At one point Connie went into her doctor’s office with chest pains. After listening to Connie’s heart, the nurse practitioner became so concerned that she sent Connie directly to Emergency at Strong Memorial Hospital. It was there that she met Dr. Gladys Velarde.

Dr. Velarde is the head of the Strong Women’s Heart Program, which specializes in treating women with heart disease. Women, for example, often have different symptoms when they are experiencing heart attacks. Women also have more complications after heart surgery. Dr. Velarde and the Strong Women’s Heart Program specialize in understanding these differences and giving women the unique care they need.

Connie described her symptoms to Dr. Velarde. Like many women experiencing heart problems, Connie did not have “typical” symptoms. She didn’t have crushing chest pain. Instead, it came and went. But Dr. Velarde learned that Connie had been a smoker and heard about her years of being treated for anxiety. So Dr. Velarde sent Connie for an echocardiogram and a stress test.

Connie recalls: “When Dr. Velarde came back with the results, she told me, ‘I would like to be your cardiologist.’”

The diagnosis and treatment.

Dr. Velarde told Connie something she hadn’t heard before: “That’s not anxiety. That’s your heart.” She went on to explain that Connie had experienced a heart attack some time earlier. Connie realized when that had happened. It had been two years earlier: Connie had experienced an episode during which she had felt intense pain in her chest and throat-like a vice. But she was told it was simply another panic attack.

The truth was, Connie had severe blockages in her heart.
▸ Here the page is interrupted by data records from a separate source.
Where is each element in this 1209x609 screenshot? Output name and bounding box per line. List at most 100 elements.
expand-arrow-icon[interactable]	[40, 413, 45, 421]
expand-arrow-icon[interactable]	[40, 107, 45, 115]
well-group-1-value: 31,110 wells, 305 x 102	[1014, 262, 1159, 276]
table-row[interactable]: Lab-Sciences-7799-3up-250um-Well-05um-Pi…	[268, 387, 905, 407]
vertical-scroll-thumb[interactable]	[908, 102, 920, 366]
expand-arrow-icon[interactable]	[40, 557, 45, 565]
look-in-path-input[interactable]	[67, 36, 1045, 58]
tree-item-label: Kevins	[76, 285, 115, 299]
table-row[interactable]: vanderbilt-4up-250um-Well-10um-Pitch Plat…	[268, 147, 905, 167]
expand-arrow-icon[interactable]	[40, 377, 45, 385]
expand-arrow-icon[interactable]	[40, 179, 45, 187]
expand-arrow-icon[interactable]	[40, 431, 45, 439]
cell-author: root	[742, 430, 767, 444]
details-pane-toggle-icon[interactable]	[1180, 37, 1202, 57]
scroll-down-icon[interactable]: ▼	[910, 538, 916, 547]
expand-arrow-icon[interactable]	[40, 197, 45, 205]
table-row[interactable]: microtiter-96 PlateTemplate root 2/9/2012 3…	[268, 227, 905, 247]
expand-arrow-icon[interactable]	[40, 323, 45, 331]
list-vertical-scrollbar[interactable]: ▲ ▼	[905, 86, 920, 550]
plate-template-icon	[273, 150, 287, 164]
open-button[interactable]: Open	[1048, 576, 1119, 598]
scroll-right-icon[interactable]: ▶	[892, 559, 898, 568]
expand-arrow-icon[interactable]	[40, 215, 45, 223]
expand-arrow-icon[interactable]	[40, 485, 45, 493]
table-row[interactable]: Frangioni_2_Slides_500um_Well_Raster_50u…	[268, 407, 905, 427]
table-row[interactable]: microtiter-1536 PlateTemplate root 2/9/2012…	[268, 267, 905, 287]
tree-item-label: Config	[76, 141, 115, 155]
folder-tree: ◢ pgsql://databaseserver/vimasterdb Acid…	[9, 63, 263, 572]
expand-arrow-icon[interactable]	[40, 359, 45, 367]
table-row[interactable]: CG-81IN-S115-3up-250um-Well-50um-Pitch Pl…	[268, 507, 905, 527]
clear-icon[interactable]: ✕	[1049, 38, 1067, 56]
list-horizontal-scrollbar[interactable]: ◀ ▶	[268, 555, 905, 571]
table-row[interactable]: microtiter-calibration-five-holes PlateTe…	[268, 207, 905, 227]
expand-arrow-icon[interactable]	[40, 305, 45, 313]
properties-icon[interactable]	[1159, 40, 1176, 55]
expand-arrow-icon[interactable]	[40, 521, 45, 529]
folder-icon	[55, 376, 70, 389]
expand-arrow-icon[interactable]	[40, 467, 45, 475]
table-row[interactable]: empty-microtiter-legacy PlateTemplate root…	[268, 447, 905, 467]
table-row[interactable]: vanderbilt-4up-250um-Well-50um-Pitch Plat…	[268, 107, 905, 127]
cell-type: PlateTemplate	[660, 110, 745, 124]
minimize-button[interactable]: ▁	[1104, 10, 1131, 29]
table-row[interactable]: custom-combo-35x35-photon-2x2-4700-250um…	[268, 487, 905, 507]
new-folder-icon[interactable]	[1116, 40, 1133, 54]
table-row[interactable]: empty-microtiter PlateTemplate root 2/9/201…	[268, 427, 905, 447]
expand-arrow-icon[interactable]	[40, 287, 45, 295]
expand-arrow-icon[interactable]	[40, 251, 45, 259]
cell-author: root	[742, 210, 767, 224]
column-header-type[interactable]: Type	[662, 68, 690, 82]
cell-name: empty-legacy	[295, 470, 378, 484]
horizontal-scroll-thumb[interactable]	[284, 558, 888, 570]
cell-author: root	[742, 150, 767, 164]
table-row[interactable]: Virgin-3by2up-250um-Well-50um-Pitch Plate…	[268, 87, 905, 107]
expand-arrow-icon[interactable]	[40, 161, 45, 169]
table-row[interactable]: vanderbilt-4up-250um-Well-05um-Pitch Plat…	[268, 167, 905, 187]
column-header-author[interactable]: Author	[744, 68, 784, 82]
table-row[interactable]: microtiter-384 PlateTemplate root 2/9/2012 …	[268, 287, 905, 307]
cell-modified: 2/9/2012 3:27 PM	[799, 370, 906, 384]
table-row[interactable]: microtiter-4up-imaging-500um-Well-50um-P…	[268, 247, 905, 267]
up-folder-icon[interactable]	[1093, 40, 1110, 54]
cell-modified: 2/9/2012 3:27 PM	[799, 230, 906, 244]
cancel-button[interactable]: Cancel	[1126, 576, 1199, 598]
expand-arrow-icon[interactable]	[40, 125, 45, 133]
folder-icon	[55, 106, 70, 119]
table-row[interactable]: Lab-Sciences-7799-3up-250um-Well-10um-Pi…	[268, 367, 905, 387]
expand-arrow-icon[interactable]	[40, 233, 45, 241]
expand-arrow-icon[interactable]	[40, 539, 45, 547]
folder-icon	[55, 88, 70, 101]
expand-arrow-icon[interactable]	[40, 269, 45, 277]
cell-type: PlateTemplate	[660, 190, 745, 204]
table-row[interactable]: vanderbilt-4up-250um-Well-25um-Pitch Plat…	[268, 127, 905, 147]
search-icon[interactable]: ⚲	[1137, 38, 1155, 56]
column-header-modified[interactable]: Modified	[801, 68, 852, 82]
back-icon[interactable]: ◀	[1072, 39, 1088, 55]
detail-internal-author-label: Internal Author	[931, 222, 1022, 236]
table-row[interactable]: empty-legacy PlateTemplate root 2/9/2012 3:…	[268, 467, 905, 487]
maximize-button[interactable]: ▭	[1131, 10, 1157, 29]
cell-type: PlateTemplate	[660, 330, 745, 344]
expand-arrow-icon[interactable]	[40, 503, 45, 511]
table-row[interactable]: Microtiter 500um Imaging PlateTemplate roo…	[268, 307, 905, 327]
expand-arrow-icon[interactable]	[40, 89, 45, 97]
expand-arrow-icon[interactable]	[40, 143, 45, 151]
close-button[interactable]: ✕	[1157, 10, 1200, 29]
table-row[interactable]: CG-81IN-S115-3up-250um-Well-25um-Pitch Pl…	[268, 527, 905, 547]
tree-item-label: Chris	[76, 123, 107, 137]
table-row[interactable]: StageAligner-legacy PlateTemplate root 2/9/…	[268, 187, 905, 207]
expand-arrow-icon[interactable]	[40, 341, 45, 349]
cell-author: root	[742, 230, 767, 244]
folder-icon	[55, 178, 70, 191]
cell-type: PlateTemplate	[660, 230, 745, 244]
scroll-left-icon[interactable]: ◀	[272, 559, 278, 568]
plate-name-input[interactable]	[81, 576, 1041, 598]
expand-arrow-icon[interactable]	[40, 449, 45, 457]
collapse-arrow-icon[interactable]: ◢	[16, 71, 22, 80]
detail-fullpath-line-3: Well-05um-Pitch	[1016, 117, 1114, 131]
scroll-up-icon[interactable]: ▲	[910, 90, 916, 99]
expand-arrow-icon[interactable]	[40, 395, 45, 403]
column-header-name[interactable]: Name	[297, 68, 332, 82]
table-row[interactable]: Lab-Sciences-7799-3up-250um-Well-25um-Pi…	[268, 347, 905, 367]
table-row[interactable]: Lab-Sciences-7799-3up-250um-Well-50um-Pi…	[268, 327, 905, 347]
So Dr. Velarde sent her to Strong surgeon Dr. Peter Knight for coronary artery bypass surgery. Later, she would need several stents put in, as well, a procedure that was done by Strong’s Dr. Ling.

In Dr. Velarde’s opinion, it’s hard to overstate the effect this treatment has had on Connie. “She would have been dead,” says Dr. Velarde.

But there has been another effect on Connie’s life, one that was not expected by anyone: “Since having that surgery,” says Connie, “I have never had another panic attack.”

“I’ve met some really great people like Dr. Velarde, Dr. Ling and Dr. Knight,” say Connie. “But I never saw Dr. Velarde as a doctor. It felt like she was my friend. I trusted her, and was never intimidated by her.”

And there’s one other person who Connie feels changed her life: The nurse who sent her to Dr. Velarde. “If that nurse hadn’t sent me to Emergency at Strong on that very day,” says Connie, “I wouldn’t have met Dr. Velarde and I wouldn’t be here today. I’m very thankful.”